Nos grupos de ativismo vemos um grande potencial, mas as formas de luta não são adequadas para o inimigo de classe que combatemos.  Não há um Paulo Raimundo ou uma Mariana Mortágua que diga: “Não passarão!”. Não há quem diga: “se virão à rua 100 reacionários fascistas, mobilizaremos a classe trabalhadora para que estejamos 10 mil presentes e envergonharemos de tal modo este rebento fascista que nunca mais quererá sair do seu covil”. 

Ainda há quem acredite na Revolução? 

No ano em que se celebram 50 anos da Revolução de Abril a situação em que se encontra a esquerda é paradoxal e revela as sucessivas capitulações ao reformismo e às lutas mesquinhas de egos que mais se alinham no jogo burguês do que no interesse da classe trabalhadora. 

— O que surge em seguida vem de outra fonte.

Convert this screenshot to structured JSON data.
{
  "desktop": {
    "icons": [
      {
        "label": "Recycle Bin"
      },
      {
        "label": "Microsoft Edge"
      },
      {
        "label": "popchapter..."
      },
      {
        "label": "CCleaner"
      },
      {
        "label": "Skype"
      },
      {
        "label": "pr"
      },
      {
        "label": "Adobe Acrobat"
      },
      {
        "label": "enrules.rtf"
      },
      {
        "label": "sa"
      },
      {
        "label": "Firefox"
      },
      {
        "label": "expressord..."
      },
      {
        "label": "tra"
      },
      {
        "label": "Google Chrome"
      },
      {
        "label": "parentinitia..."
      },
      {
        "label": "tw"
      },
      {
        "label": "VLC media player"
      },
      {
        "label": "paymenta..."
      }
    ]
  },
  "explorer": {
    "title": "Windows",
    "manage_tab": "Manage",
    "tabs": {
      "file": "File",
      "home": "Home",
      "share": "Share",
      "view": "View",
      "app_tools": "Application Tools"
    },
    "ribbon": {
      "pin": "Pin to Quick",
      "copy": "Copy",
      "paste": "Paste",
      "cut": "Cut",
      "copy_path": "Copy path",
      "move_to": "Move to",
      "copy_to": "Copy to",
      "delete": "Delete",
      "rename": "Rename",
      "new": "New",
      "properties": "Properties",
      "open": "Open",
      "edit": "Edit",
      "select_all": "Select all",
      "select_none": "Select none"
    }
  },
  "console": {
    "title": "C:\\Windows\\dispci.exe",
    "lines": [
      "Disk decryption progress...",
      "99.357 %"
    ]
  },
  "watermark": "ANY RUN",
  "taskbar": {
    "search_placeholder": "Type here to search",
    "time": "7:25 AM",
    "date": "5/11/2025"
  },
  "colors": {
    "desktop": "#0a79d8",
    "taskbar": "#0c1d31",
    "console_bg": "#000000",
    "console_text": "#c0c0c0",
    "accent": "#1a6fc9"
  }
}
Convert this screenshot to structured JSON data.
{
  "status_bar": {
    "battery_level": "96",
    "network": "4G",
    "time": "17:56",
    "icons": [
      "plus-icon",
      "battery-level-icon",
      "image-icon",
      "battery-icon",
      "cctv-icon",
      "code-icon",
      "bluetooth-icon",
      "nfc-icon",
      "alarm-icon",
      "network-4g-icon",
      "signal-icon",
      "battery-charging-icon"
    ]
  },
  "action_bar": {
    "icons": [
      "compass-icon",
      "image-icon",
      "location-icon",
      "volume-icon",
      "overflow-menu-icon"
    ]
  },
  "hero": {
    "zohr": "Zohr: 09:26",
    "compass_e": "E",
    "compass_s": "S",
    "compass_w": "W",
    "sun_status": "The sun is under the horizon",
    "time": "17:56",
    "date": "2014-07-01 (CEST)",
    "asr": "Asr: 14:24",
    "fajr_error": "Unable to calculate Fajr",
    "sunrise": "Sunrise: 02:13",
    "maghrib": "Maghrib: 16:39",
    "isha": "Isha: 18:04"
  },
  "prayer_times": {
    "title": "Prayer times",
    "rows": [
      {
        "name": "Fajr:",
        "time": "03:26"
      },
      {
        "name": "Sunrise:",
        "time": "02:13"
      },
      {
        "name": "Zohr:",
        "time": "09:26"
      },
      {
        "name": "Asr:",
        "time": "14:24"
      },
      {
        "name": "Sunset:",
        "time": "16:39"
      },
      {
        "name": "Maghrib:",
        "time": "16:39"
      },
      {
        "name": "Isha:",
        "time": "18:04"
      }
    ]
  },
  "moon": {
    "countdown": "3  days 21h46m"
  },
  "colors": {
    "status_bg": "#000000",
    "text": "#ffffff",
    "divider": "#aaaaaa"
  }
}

Existem algumas explicações, porém, que nos ajudam a compreender porque chegámos a este ponto e é preciso ressalvar que existem comunistas e elementos da classe trabalhadora que estão ansiosos para mostrar a sua força perante este surto da extrema-direita. 

Uma explicação prende-se com os líderes e altos quadros dos partidos de esquerda. É preciso recuar a um dos melhores anos em termos de resultados eleitorais pós-25 de Abril do PCP e da esquerda, em geral. Depois de anos de PSD e troika, em 2015, o povo confiou nos partidos de esquerda para reverterem toda a política de austeridade e a favor dos grandes grupos económicos. 

Não apenas aqui em Portugal, mas também na Grécia, no ano de 2015, o SYRIZA ganhara as eleições com a mesma esperança e confiança de que os líderes da esquerda iriam adotar políticas de classe, opondo-se aos interesses do Banco Central Europeu, FMI e União Europeia. O resultado, tanto na Grécia quanto em Portugal, foi um atraiçoar completo da confiança depositada pela classe trabalhadora. 

É claro que se produziram algumas melhorias aos trabalhadores em Portugal, através de um alívio de políticas austeritárias, muito por um contexto económico internacional favorável e ao crescimento exponencial do turismo e do imobiliário. Mas assim que o contexto internacional mudou, o dinheiro usado pelos reformistas deixou de estar disponível. Começámos a ouvir do Governo PS, em gerigonça com PCP, BE, LIVRE e PAN, discursos em nome de “contas certas”, que não passa de um eufemismo para cortes e medidas de austeridade. Os partidos de esquerda traíram o voto dado pela classe trabalhadora. 

Derrota assumida 

A segunda explicação assenta na derrota assumida da direção dos partidos de esquerda perante o capitalismo. Embora o programa do PCP aponte para uma democracia avançada e o programa do BE queira “fazer o que nunca foi feito”, a verdade é que reconhecem a necessidade de um “acordo de maioria (…) comprometida com soluções de esquerda” (programa eleitoral do BE), esquecendo-se que já tiveram este voto de confiança em 2015, e nas eleições seguintes, e frustraram a classe trabalhadora ao não mudarem substancialmente a vida das pessoas. Qualquer trabalhador pensará: “Estiveram lá e não fizeram, é agora que o vão fazer?”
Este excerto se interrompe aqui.